The @LazyCollection annotation is used to specify the lazy fetching behavior of a given collection. The possible values are given by the LazyCollectionOption enumeration:

TRUE

Load it when the state is requested.

FALSE

Eagerly load it.

EXTRA

Prefer extra queries over full collection loading.

The TRUE and FALSE values are deprecated since you should be using the JPA FetchType attribute of the [annotations-jpa-elementcollection], [annotations-jpa-onetomany], or [annotations-jpa-manytomany] collection.

The EXTRA value has no equivalent in the JPA specification, and it’s used to avoid loading the entire collection even when the collection is accessed for the first time.
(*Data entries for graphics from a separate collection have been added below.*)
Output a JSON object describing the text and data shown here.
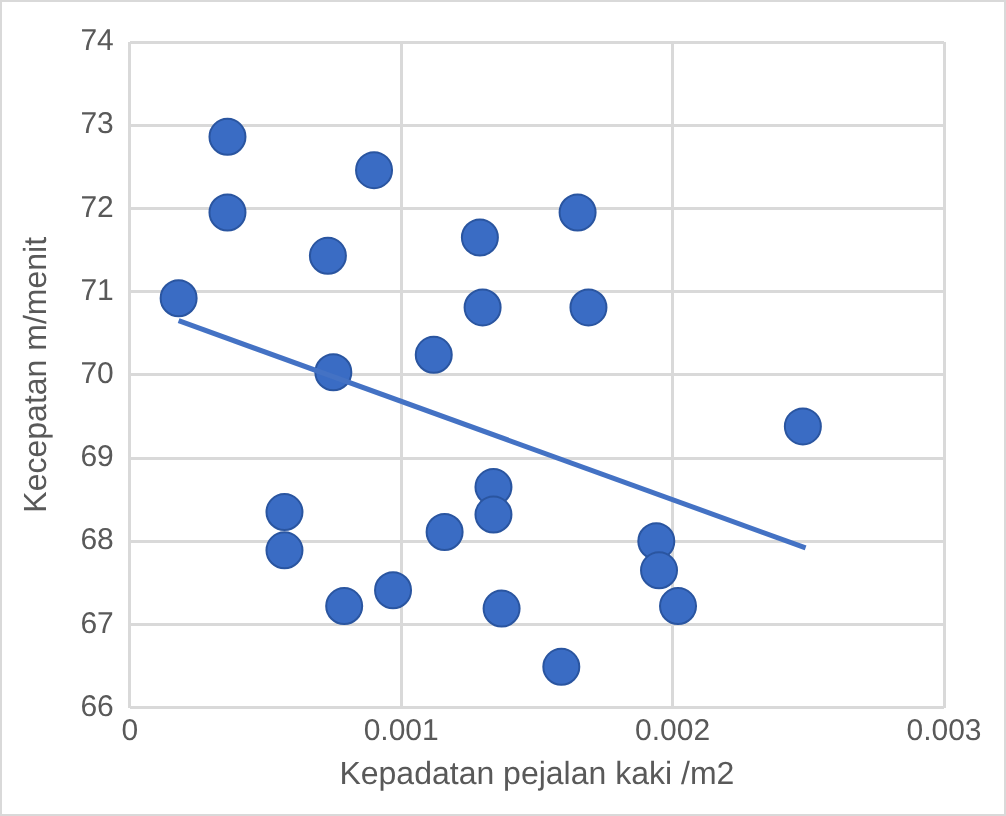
{
  "chart_data": {
    "type": "scatter",
    "xlabel": "Kepadatan pejalan kaki /m2",
    "ylabel": "Kecepatan m/menit",
    "xlim": [
      0,
      0.003
    ],
    "xticks": [
      0,
      0.001,
      0.002,
      0.003
    ],
    "ylim": [
      66,
      74
    ],
    "yticks": [
      66,
      67,
      68,
      69,
      70,
      71,
      72,
      73,
      74
    ],
    "grid": true,
    "legend": false,
    "marker": "circle",
    "series": [
      {
        "type": "scatter",
        "color": "#3a6cc4",
        "x": [
          0.00018,
          0.00036,
          0.00036,
          0.00073,
          0.0009,
          0.00075,
          0.00112,
          0.00129,
          0.0013,
          0.00165,
          0.00169,
          0.00248,
          0.00057,
          0.00057,
          0.00079,
          0.00097,
          0.00116,
          0.00134,
          0.00134,
          0.00137,
          0.00194,
          0.00195,
          0.00202,
          0.00159
        ],
        "values": [
          70.92,
          72.86,
          71.95,
          71.43,
          72.46,
          70.03,
          70.24,
          71.65,
          70.81,
          71.95,
          70.81,
          69.38,
          68.35,
          67.89,
          67.22,
          67.41,
          68.11,
          68.65,
          68.32,
          67.19,
          68.0,
          67.65,
          67.22,
          66.49
        ]
      },
      {
        "type": "line",
        "color": "#4472c4",
        "marker": "none",
        "line_style": "solid",
        "x": [
          0.00018,
          0.00249
        ],
        "values": [
          70.65,
          67.92
        ]
      }
    ]
  }
}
Each element is fetched individually using a secondary query.

Example 21. LazyCollectionOption.EXTRA mapping example
@Entity(name = "Department")
public static class Department {

    @Id
    private Long id;

    @OneToMany(mappedBy = "department", cascade = CascadeType.ALL)
    @OrderColumn(name = "order_id")
    @LazyCollection( LazyCollectionOption.EXTRA )
    private List<Employee> employees = new ArrayList<>();

    //Getters and setters omitted for brevity

}

@Entity(name = "Employee")
public static class Employee {

    @Id
    private Long id;

    @NaturalId
    private String username;

    @ManyToOne(fetch = FetchType.LAZY)
    private Department department;

    //Getters and setters omitted for brevity

}

LazyCollectionOption.EXTRA only works for ordered collections, either List(s) that are annotated with @OrderColumn or Map(s).
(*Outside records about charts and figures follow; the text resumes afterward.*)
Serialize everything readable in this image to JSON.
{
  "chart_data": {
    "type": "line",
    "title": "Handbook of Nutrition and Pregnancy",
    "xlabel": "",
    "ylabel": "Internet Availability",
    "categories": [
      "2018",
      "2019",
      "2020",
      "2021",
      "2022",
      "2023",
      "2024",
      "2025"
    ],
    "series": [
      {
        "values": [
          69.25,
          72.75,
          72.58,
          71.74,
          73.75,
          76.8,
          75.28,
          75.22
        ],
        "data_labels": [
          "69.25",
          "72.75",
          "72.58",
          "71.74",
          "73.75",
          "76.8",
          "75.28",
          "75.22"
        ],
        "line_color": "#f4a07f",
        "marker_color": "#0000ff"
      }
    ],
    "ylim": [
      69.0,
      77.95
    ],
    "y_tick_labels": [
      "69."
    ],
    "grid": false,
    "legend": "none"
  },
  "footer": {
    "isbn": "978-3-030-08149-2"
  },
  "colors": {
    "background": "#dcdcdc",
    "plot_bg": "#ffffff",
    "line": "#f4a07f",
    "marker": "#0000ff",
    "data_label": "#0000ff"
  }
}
For bags (e.g. regular List(s) of entities that do not preserve any certain ordering), the @LazyCollection(LazyCollectionOption.EXTRA)` behaves like any other FetchType.LAZY collection (the collection is fetched entirely upon being accessed for the first time).
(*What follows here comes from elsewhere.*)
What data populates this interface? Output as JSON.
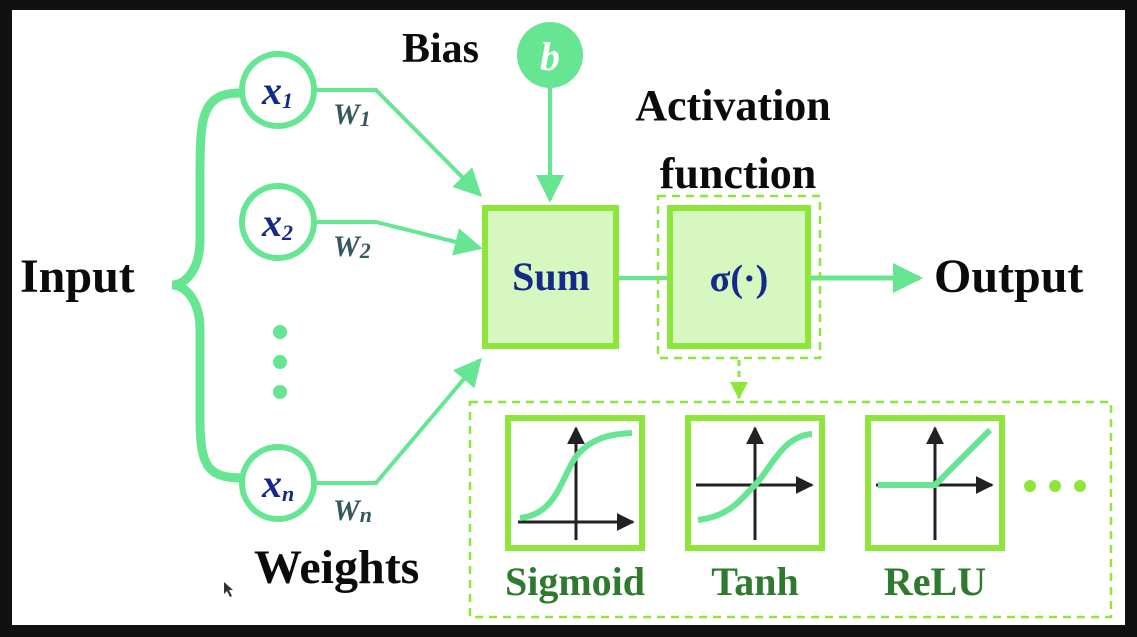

Now, considering we have the following entities:

Example 22. LazyCollectionOption.EXTRA Domain Model example
Department department = new Department();
department.setId( 1L );
entityManager.persist( department );

for (long i = 1; i <= 3; i++ ) {
    Employee employee = new Employee();
    employee.setId( i );
    employee.setUsername( String.format( "user_%d", i ) );
    department.addEmployee(employee);
}

When fetching the employee collection entries by their position in the List, Hibernate generates the following SQL statements:

Example 23. LazyCollectionOption.EXTRA fetching example
Department department = entityManager.find(Department.class, 1L);

int employeeCount = department.getEmployees().size();

for(int i = 0; i < employeeCount; i++ ) {
    log.infof( "Fetched employee: %s", department.getEmployees().get( i ).getUsername());
}
SELECT
    max(order_id) + 1
FROM
    Employee
WHERE
    department_id = ?

-- binding parameter [1] as [BIGINT] - [1]

SELECT
    e.id as id1_1_0_,
    e.department_id as departme3_1_0_,
    e.username as username2_1_0_
FROM
    Employee e
WHERE
    e.department_id=?
    AND e.order_id=?

-- binding parameter [1] as [BIGINT]  - [1]
-- binding parameter [2] as [INTEGER] - [0]

SELECT
    e.id as id1_1_0_,
    e.department_id as departme3_1_0_,
    e.username as username2_1_0_
FROM
    Employee e
WHERE
    e.department_id=?
    AND e.order_id=?

-- binding parameter [1] as [BIGINT]  - [1]
-- binding parameter [2] as [INTEGER] - [1]

SELECT
    e.id as id1_1_0_,
    e.department_id as departme3_1_0_,
    e.username as username2_1_0_
FROM
    Employee e
WHERE
    e.department_id=?
    AND e.order_id=?

-- binding parameter [1] as [BIGINT]  - [1]
-- binding parameter [2] as [INTEGER] - [2]

Therefore, the child entities were fetched one after the other without triggering a full collection initialization.

For this reason, caution is advised because LazyCollectionOption.EXTRA lazy collections are prone to N+1 query issues.